À la sortie de la salle, je me pose encore des questions évoquées dans le film, et ça me plaît. Il n'est que très peu distribué en France, mais il mériterait plus d'exposition. C'est un très bon film, très touchant et très émouvant à tout point de vue.
La première fois que je regarde (ou plutôt j'écoute) un générique jusqu'à la fin, hormis pour les Marvels. Génial.

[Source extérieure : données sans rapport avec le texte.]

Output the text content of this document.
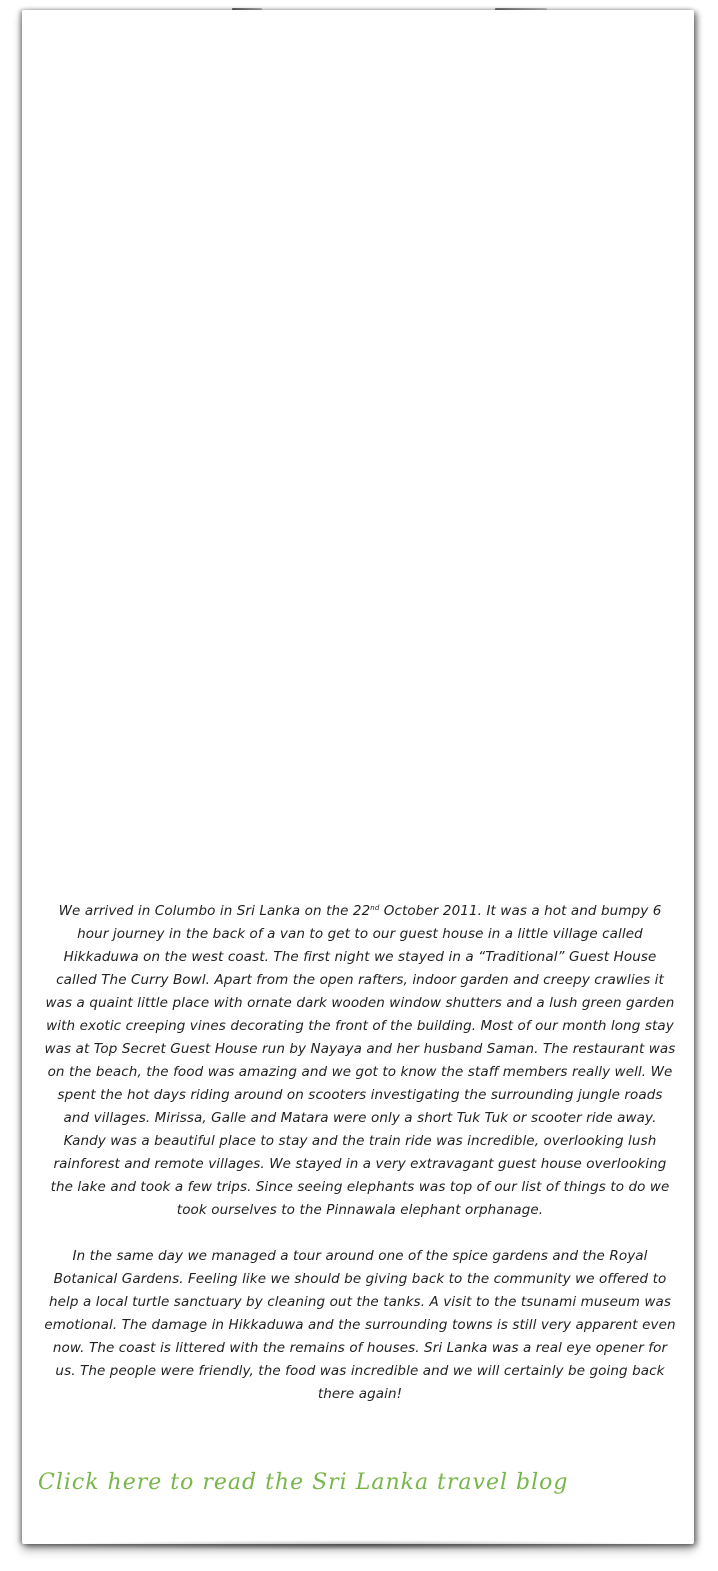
We arrived in Columbo in Sri Lanka on the 22nd October 2011. It was a hot and bumpy 6 hour journey in the back of a van to get to our guest house in a little village called Hikkaduwa on the west coast. The first night we stayed in a “Traditional” Guest House called The Curry Bowl. Apart from the open rafters, indoor garden and creepy crawlies it was a quaint little place with ornate dark wooden window shutters and a lush green garden with exotic creeping vines decorating the front of the building. Most of our month long stay was at Top Secret Guest House run by Nayaya and her husband Saman. The restaurant was on the beach, the food was amazing and we got to know the staff members really well. We spent the hot days riding around on scooters investigating the surrounding jungle roads and villages. Mirissa, Galle and Matara were only a short Tuk Tuk or scooter ride away. Kandy was a beautiful place to stay and the train ride was incredible, overlooking lush rainforest and remote villages. We stayed in a very extravagant guest house overlooking the lake and took a few trips. Since seeing elephants was top of our list of things to do we took ourselves to the Pinnawala elephant orphanage.

In the same day we managed a tour around one of the spice gardens and the Royal Botanical Gardens. Feeling like we should be giving back to the community we offered to help a local turtle sanctuary by cleaning out the tanks. A visit to the tsunami museum was emotional. The damage in Hikkaduwa and the surrounding towns is still very apparent even now. The coast is littered with the remains of houses. Sri Lanka was a real eye opener for us. The people were friendly, the food was incredible and we will certainly be going back there again!

Click here to read the Sri Lanka travel blog
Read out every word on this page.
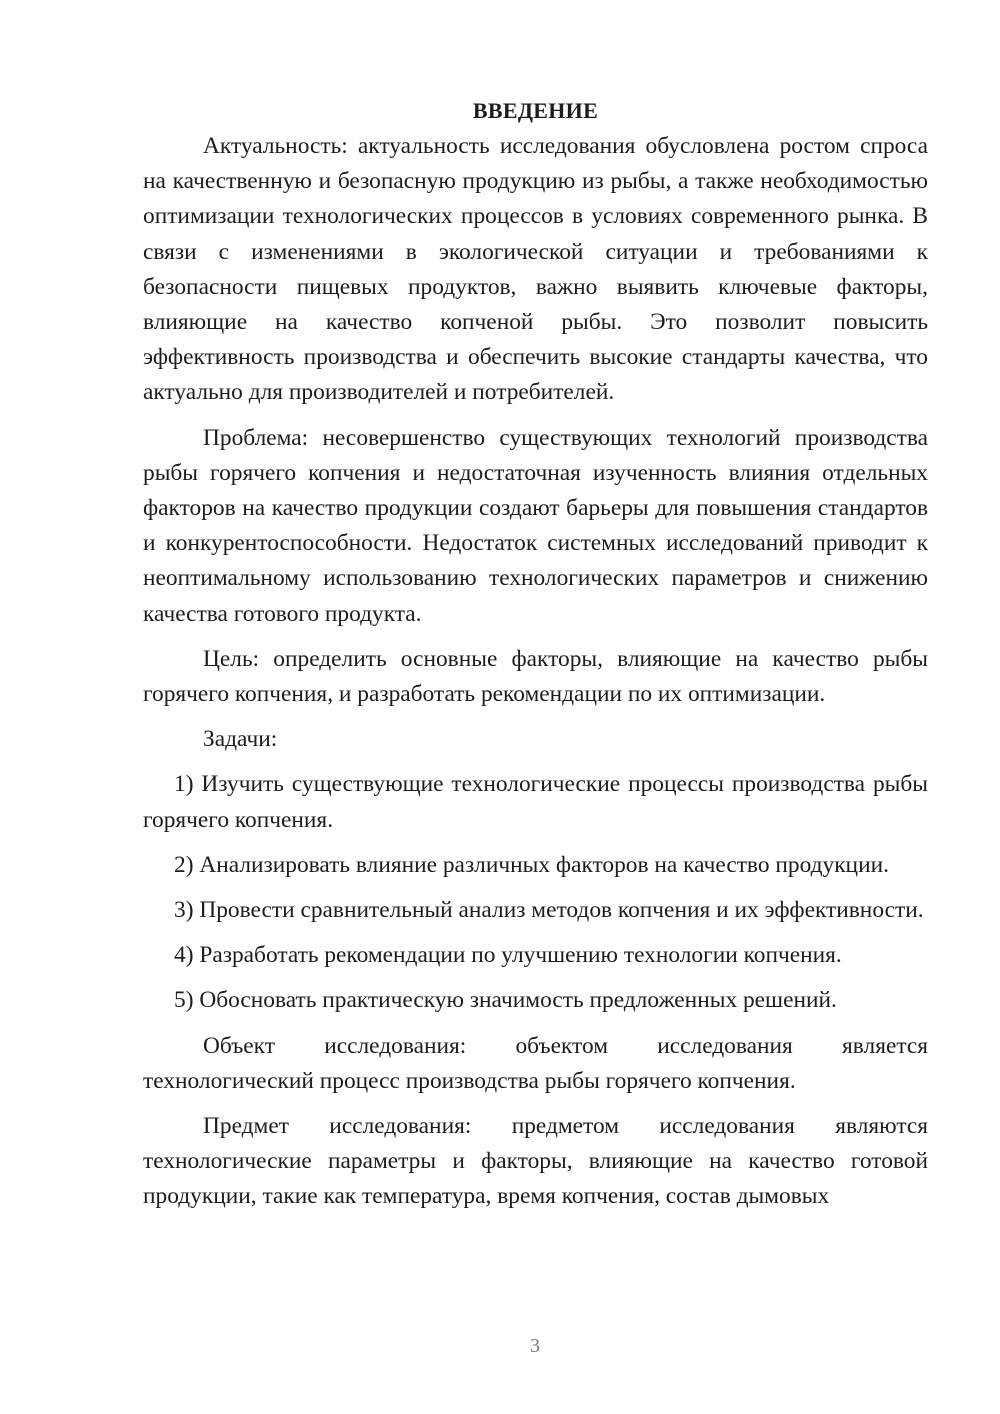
ВВЕДЕНИЕ

Актуальность: актуальность исследования обусловлена ростом спроса на качественную и безопасную продукцию из рыбы, а также необходимостью оптимизации технологических процессов в условиях современного рынка. В связи с изменениями в экологической ситуации и требованиями к безопасности пищевых продуктов, важно выявить ключевые факторы, влияющие на качество копченой рыбы. Это позволит повысить эффективность производства и обеспечить высокие стандарты качества, что актуально для производителей и потребителей.

Проблема: несовершенство существующих технологий производства рыбы горячего копчения и недостаточная изученность влияния отдельных факторов на качество продукции создают барьеры для повышения стандартов и конкурентоспособности. Недостаток системных исследований приводит к неоптимальному использованию технологических параметров и снижению качества готового продукта.

Цель: определить основные факторы, влияющие на качество рыбы горячего копчения, и разработать рекомендации по их оптимизации.

Задачи:

1) Изучить существующие технологические процессы производства рыбы горячего копчения.

2) Анализировать влияние различных факторов на качество продукции.

3) Провести сравнительный анализ методов копчения и их эффективности.

4) Разработать рекомендации по улучшению технологии копчения.

5) Обосновать практическую значимость предложенных решений.

Объект исследования: объектом исследования является технологический процесс производства рыбы горячего копчения.

Предмет исследования: предметом исследования являются технологические параметры и факторы, влияющие на качество готовой продукции, такие как температура, время копчения, состав дымовых

3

Avec son film qu’il ambitionnait sensitif, Mike Mills accouche en fait d’une oeuvre qui se découvre infatuée de joliesse sentencieuse. Bavarde, souvent convenue et irritante par l’abus de mièvreries, l’on y fait la rencontre de Jesse, minaudier de 10 ans dont le phrasé relève régulièrement de l’idiome de psychologue (Do you have trouble expressing your emotions?). Egalement philosophe (What is normal?), cet enfant campé par Woody Norman se voit affublé d’un bien trop large manteau pour être porté de manière crédible (aussi « HP » soit-il). Partant, malgré la bonne performance de Joaquin Phoenix, plusieurs échanges sonnent faux. Ils sont au drame attendrissant ce que les rires enregistrés sont à la comédie. Qui plus est ponctué par les réflexions d’adolescents sur la mort et l’avenir, le métrage offre aussi sa dose de bien-pensance américaine. Mais tout n’est pas à jeter. Récit affectueux d’apprentissage, le film, tantôt touchant, célèbre la beauté de la réciprocité relationnelle entre adultes et enfants, et les vertus de l’écoute. Il présente une lecture souvent pertinente de la parentalité et de la complexité des relations familiales. Au surplus, le choix esthétiquement très réussi de ce filtre noir et blanc lumineux offre plusieurs prises vues spectaculaires et de superbes images; il participe toutefois au rendu quelque peu prétentieux de l’ensemble. Enfin, la bande sonore est plutôt minimaliste, se contentant le plus souvent de quelques notes de piano et de tonalité bohèmes: artsy.
L'archétype du film indépendant qui frôle l'académisme, ou du film académique aux faux airs de cinéma indépendant. Surécrit et surjoué, bercé par une musique classique envahissante, le métrage peine â convaincre. Reste un beau noir et blanc et quelques prises de vue urbaines réussies.
Une étoile est peut être née. Le jeune acteur a lui seul mérite l'entrée dans une salle obscure. Son duo avec Joaquim Phoenix fait mouche !
Le noir et blanc sublimé par la qualité des cadrages, rend cette histoire presque intemporelle et universelle.
Au coeur de ce voyage à travers les États-Unis, l'éducation d'un enfant vif et rebelle. En creux, l'importance de la psychologie, du changement de notre comportement permet souvent un changement "miroir" chez l'autre.
une histoire bien réalisée mais je n'ai pas accroché à cette aventure, j'y suis allée pour cet excellent acteur...Joaquin Phenix ..ce rôle ne lui allait pas !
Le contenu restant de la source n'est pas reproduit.